Construction will soon begin on Bishop McNamara High School’s new La Reine Science and Innovation Center, named in honor of the former school for young women in Suitland, Maryland, that was its sister school. That is the latest in a series of expanded or new facilities at Bishop McNamara, including its Fine Arts and Athletic Center dedicated in 2000, and an expansion in 2007-08 that included a new classroom wing and chapel, an expanded library and main office, and renovated science labs. In 2018, Bishop McNamara’s Andrew Mona Student Center was completed. 

Clark praised the community support that has made all those improvements to the school. For Bishop McNamara’s longtime leader, that support has been gratifying, “seeing so many people believe in our school and believe in our kids. McNamara is a beacon of hope.”

The departing school president said he believes his 31 years in Catholic education helped him shepherd Bishop McNamara through his last months there, which included an unexpected shutdown of local Catholic school campuses as a precaution against the spread of the coronavirus. He praised McNamara’s faculty and staff for pivoting to online learning for students. In his farewell letter to the school’s community, he thanked his colleagues, noting their talent and dedication and saying “you are the reason for the great success of this school these many years.”

This spring of the coronavirus pandemic showed “our world needs hope more than ever,” Clark said, noting the mission of Holy Cross education is all about bringing Christ’s hope to the world. He noted this year marks the 200th anniversary of the Brothers of the Holy Cross, and his new work will be devoted to strengthening and uniting the family of Holy Cross schools in that mission of hope and renewal and partnering with the brothers to help continue their educational ministry for generations to come.

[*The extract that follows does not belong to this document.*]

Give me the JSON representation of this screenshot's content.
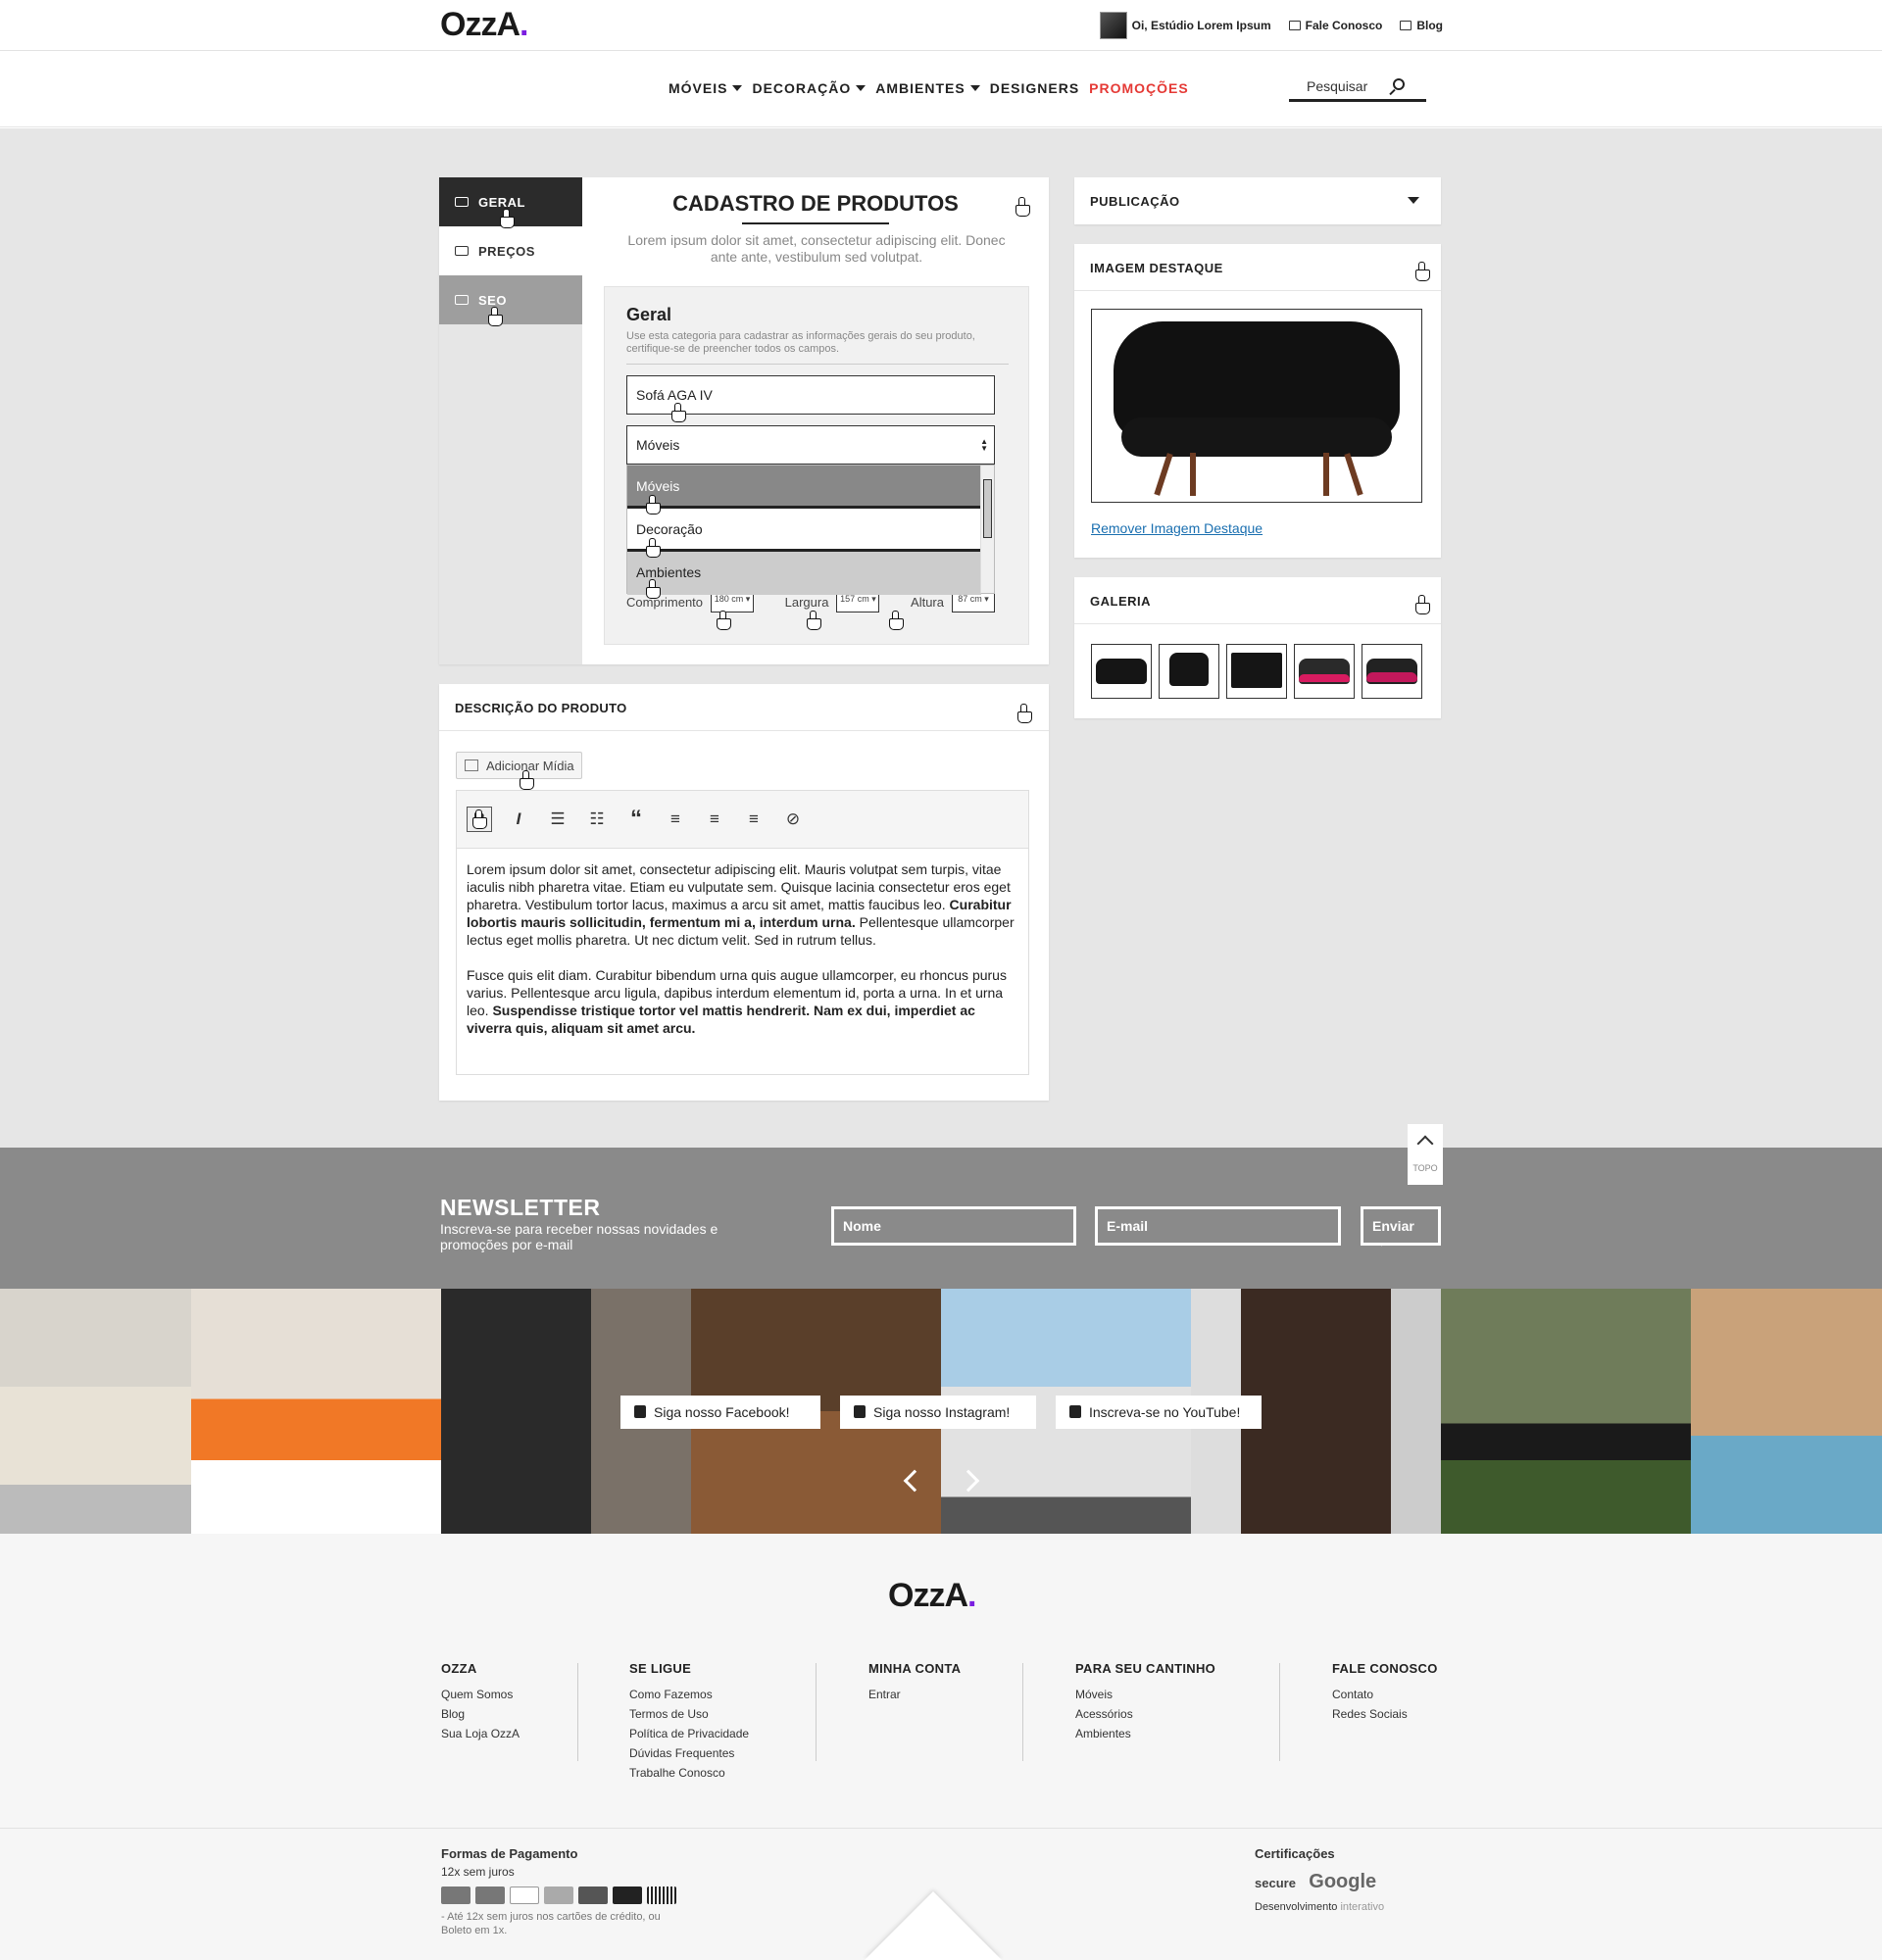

“The Holy Cross Brothers have had an amazing impact on American Catholic education,” said Clark, who will also teach a doctoral level course in educational leadership at St. Edward’s University, to help train future Catholic school leaders.

In his farewell letter to his McNamara family, Clark noted how Blessed Father Basil Moreau, the founder of the Congregation of Holy Cross, called on educators to form students to be “men and women with hope to bring.”

Clark has found that hope, as a student and then as a principal and president at Bishop McNamara High School, where he said “the greatest blessing is walking the journey with kids who grow up to become adult leaders who change the world, who go out into the world and make it better.”